Aleksandr Kargal'cev è nato nel 1985 a Mosca.[2] La fotografia è stata una passione per lui sin dall'infanzia, dimostrando un particolare fascino verso le Polaroid.[3] Durante l'adolescenza Kargal'cev ha iniziato a produrre cortometraggi e opere fotografiche, usando i suoi amici come modelli.[3] Tra le sue opere di attivismo vi è anche stata l'organizzazione di una protesta contro IKEA per la rimozione di una fotografia di una coppia lesbica dall'edizione russa della rivista Ikea Family Live.[4]
Tra i suoi cortometraggi spiccano The Cell (2010) e The Well (2009), che gli sono valsi una borsa di studio presso l'Università statale pan-russa di cinematografia.[5] Kargal'cev si è poi trasferito a New York nel 2009, dopo aver vinto una borsa di studio alla New York Film Academy[6] e dove ha presentato domanda di asilo,[7] citando la persecuzione in base al suo orientamento sessuale.[8] L'asilo di Kargal'cev è stato approvato nel maggio 2011, dopo nove mesi di udienze. Le prove raccolte sono state presentate al Servizio di immigrazione e naturalizzazione degli Stati Uniti.[9] Non è mai tornato in Russia dopo aver ottenuto la cittadinanza statunitense.[10]
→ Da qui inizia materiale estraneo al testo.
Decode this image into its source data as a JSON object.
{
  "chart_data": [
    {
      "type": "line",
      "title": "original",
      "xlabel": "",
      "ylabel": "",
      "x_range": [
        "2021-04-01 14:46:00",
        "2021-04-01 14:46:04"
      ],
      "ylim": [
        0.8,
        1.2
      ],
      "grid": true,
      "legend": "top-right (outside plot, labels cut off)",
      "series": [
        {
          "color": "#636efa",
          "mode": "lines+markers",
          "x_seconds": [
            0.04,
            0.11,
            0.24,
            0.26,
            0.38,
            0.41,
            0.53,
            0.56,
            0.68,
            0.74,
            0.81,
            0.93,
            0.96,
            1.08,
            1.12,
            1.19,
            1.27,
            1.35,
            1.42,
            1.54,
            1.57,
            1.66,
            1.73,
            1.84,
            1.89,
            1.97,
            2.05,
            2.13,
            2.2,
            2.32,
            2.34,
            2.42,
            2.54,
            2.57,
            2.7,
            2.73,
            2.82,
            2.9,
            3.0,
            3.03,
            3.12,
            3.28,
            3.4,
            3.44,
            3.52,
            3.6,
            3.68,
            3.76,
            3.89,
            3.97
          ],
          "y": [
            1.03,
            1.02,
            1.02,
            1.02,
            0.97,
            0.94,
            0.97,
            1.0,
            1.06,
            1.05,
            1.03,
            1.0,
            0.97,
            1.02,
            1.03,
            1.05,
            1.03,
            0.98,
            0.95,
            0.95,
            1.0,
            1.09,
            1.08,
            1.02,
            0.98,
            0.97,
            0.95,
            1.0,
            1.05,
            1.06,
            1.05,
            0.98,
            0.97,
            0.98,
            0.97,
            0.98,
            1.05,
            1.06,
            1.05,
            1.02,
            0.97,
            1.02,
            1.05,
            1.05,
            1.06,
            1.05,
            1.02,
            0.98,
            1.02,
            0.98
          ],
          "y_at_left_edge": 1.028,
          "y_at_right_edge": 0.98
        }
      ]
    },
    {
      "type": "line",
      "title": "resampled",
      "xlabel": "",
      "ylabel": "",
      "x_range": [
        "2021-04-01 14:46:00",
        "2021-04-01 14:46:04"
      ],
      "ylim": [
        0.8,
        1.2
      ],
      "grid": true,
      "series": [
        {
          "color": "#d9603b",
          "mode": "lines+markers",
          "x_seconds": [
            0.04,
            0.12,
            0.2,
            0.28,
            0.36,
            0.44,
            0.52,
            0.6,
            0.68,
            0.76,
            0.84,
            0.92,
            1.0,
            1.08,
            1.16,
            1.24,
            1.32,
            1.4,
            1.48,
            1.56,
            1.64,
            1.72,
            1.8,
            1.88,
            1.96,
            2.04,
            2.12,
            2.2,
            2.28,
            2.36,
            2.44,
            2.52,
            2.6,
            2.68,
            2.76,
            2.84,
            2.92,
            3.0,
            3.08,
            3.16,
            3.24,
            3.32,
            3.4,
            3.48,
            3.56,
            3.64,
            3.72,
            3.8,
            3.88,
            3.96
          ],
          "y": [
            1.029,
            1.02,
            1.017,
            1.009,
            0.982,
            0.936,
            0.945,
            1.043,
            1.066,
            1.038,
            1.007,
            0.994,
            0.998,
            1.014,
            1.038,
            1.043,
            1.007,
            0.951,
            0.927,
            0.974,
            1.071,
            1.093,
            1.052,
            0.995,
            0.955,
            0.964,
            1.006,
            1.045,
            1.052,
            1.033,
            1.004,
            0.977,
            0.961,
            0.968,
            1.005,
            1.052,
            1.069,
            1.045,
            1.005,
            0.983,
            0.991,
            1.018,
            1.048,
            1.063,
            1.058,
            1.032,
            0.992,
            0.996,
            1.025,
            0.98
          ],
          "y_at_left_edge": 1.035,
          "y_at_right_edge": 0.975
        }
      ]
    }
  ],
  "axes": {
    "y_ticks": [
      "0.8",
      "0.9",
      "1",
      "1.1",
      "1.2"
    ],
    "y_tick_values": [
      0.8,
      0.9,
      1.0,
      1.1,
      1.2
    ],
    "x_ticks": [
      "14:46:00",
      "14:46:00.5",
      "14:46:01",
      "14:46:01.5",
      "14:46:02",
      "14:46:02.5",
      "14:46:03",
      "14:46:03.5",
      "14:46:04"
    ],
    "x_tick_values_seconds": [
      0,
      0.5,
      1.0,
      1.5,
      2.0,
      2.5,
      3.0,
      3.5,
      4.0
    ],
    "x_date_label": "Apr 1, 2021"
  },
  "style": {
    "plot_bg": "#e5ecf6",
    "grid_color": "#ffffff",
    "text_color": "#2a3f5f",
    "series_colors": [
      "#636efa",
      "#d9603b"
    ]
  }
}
Nel 2012 ha pubblicato il suo libro Asylum, contenente ritratti nudi di richiedenti asilo gay russi negli Stati Uniti.[11] Il debutto di Kargal'cev come regista teatrale è avvenuto con lo spettacolo The Net, messo in scena a Dixon Place, a New York.[12] Ha anche diretto la commedia Crematorium, basata su una storia scritta dal drammaturgo russo Valerij Pečejkin. Lo spettacolo è stato messo in scena nella sua versione ridotta agli Shelter Studios di New York e al Gene Frankel Theatre.[13][14]
In occasione delle Olimpiadi di Soči, Aleksandr Kargal'cev ha risposto a una controversa foto della gallerista russo-americanaDaša Žukova. Nella sua foto, Žukova era seduta su una sedia costituita da una donna nera seminuda con le gambe in aria.[15] Per invertire "l'ingiustizia visiva e l'offesa" dell'immagine di Žukova, Kargal'cev ha scattato un'immagine con un uomo afroamericano nudo, seduto sulla schiena di un uomo bianco.[16]